The bank, officially known as the Institute for Works of Religion (IOR), is the core of Vatican finances, but its influence stretches beyond Holy See walls, because of tight relations between the religious city-state and Italy.
In recent years, it has changed management and closed hundreds of accounts in order to comply with international anti-money-laundering and anti-financial crimes laws.
Last year, Ernst von Freyberg, a German businessman who ran the bank from March 2013 to July 2014 and worked to apply international financial standards, commissioned an independent audit of the sale of properties that had been owned by the bank.
The audit, which was reviewed by Reuters, details the sales of the 29 buildings, which are largely in Rome and Milan.
In the freezing order, Milano said Caloia and Scaletti regularly under-represented the proceeds from real estate sales in the Vatican bank's official books. The men allegedly received the difference between the real sale prices and the amount officially recorded separately and often in cash, according to the order.

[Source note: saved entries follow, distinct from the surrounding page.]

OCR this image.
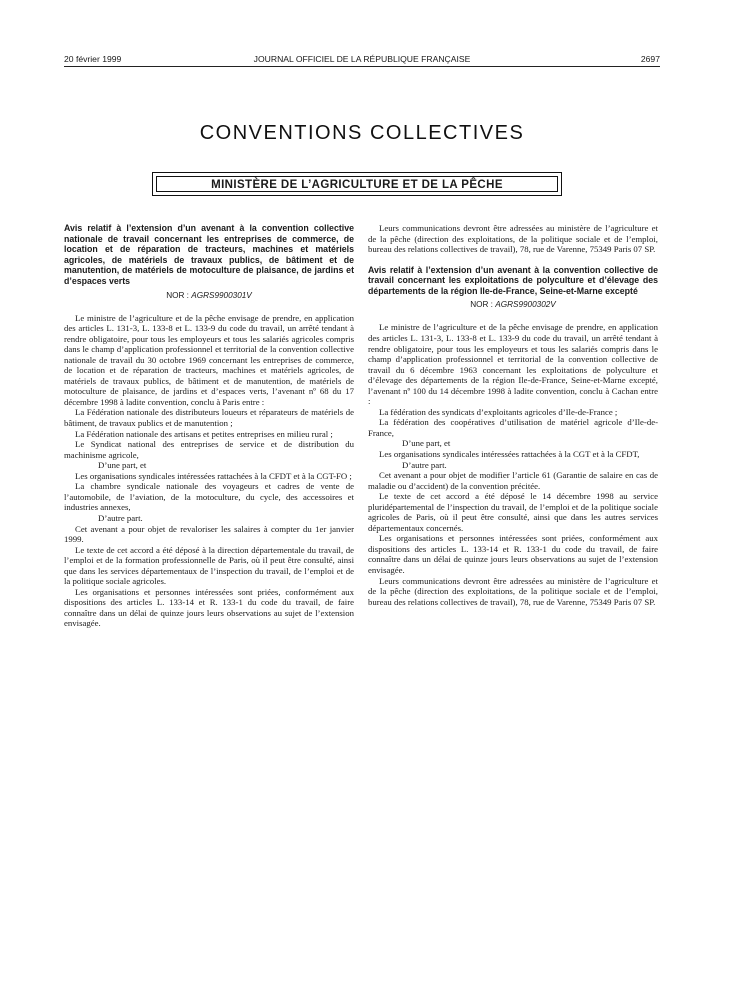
20 février 1999	JOURNAL OFFICIEL DE LA RÉPUBLIQUE FRANÇAISE	2697
CONVENTIONS COLLECTIVES
MINISTÈRE DE L’AGRICULTURE ET DE LA PÊCHE
Avis relatif à l’extension d’un avenant à la convention collective nationale de travail concernant les entreprises de commerce, de location et de réparation de tracteurs, machines et matériels agricoles, de matériels de travaux publics, de bâtiment et de manutention, de matériels de motoculture de plaisance, de jardins et d’espaces verts
NOR : AGRS9900301V

Le ministre de l’agriculture et de la pêche envisage de prendre, en application des articles L. 131-3, L. 133-8 et L. 133-9 du code du travail, un arrêté tendant à rendre obligatoire, pour tous les employeurs et tous les salariés agricoles compris dans le champ d’application professionnel et territorial de la convention collective nationale de travail du 30 octobre 1969 concernant les entreprises de commerce, de location et de réparation de tracteurs, machines et matériels agricoles, de matériels de travaux publics, de bâtiment et de manutention, de matériels de motoculture de plaisance, de jardins et d’espaces verts, l’avenant nº 68 du 17 décembre 1998 à ladite convention, conclu à Paris entre :

La Fédération nationale des distributeurs loueurs et réparateurs de matériels de bâtiment, de travaux publics et de manutention ;

La Fédération nationale des artisans et petites entreprises en milieu rural ;

Le Syndicat national des entreprises de service et de distribution du machinisme agricole,

D’une part, et

Les organisations syndicales intéressées rattachées à la CFDT et à la CGT-FO ;

La chambre syndicale nationale des voyageurs et cadres de vente de l’automobile, de l’aviation, de la motoculture, du cycle, des accessoires et industries annexes,

D’autre part.

Cet avenant a pour objet de revaloriser les salaires à compter du 1er janvier 1999.

Le texte de cet accord a été déposé à la direction départementale du travail, de l’emploi et de la formation professionnelle de Paris, où il peut être consulté, ainsi que dans les services départementaux de l’inspection du travail, de l’emploi et de la politique sociale agricoles.

Les organisations et personnes intéressées sont priées, conformément aux dispositions des articles L. 133-14 et R. 133-1 du code du travail, de faire connaître dans un délai de quinze jours leurs observations au sujet de l’extension envisagée.

Leurs communications devront être adressées au ministère de l’agriculture et de la pêche (direction des exploitations, de la politique sociale et de l’emploi, bureau des relations collectives de travail), 78, rue de Varenne, 75349 Paris 07 SP.

Avis relatif à l’extension d’un avenant à la convention collective de travail concernant les exploitations de polyculture et d’élevage des départements de la région Ile-de-France, Seine-et-Marne excepté
NOR : AGRS9900302V

Le ministre de l’agriculture et de la pêche envisage de prendre, en application des articles L. 131-3, L. 133-8 et L. 133-9 du code du travail, un arrêté tendant à rendre obligatoire, pour tous les employeurs et tous les salariés compris dans le champ d’application professionnel et territorial de la convention collective de travail du 6 décembre 1963 concernant les exploitations de polyculture et d’élevage des départements de la région Ile-de-France, Seine-et-Marne excepté, l’avenant nº 100 du 14 décembre 1998 à ladite convention, conclu à Cachan entre :

La fédération des syndicats d’exploitants agricoles d’Ile-de-France ;

La fédération des coopératives d’utilisation de matériel agricole d’Ile-de-France,

D’une part, et

Les organisations syndicales intéressées rattachées à la CGT et à la CFDT,

D’autre part.

Cet avenant a pour objet de modifier l’article 61 (Garantie de salaire en cas de maladie ou d’accident) de la convention précitée.

Le texte de cet accord a été déposé le 14 décembre 1998 au service pluridépartemental de l’inspection du travail, de l’emploi et de la politique sociale agricoles de Paris, où il peut être consulté, ainsi que dans les autres services départementaux concernés.

Les organisations et personnes intéressées sont priées, conformément aux dispositions des articles L. 133-14 et R. 133-1 du code du travail, de faire connaître dans un délai de quinze jours leurs observations au sujet de l’extension envisagée.

Leurs communications devront être adressées au ministère de l’agriculture et de la pêche (direction des exploitations, de la politique sociale et de l’emploi, bureau des relations collectives de travail), 78, rue de Varenne, 75349 Paris 07 SP.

Some of the proceeds were deposited in a Rome bank account that was not registered in the bank's balance sheet, the prosecutor said. An estimated 57 million euros were allegedly siphoned off illegally between 2001 and 2008, he said. Liuzzi, the legal consultant, received part of the funds, the freezing order added.
In the phone interview, Liuzzi said he had always acted according to the orders of the bank president and director general.
It is not clear whether Milano has finished his investigation. According to a person close to the probe, the prosecutor could seek to involve Italian authorities because most of the sales took place in Italy.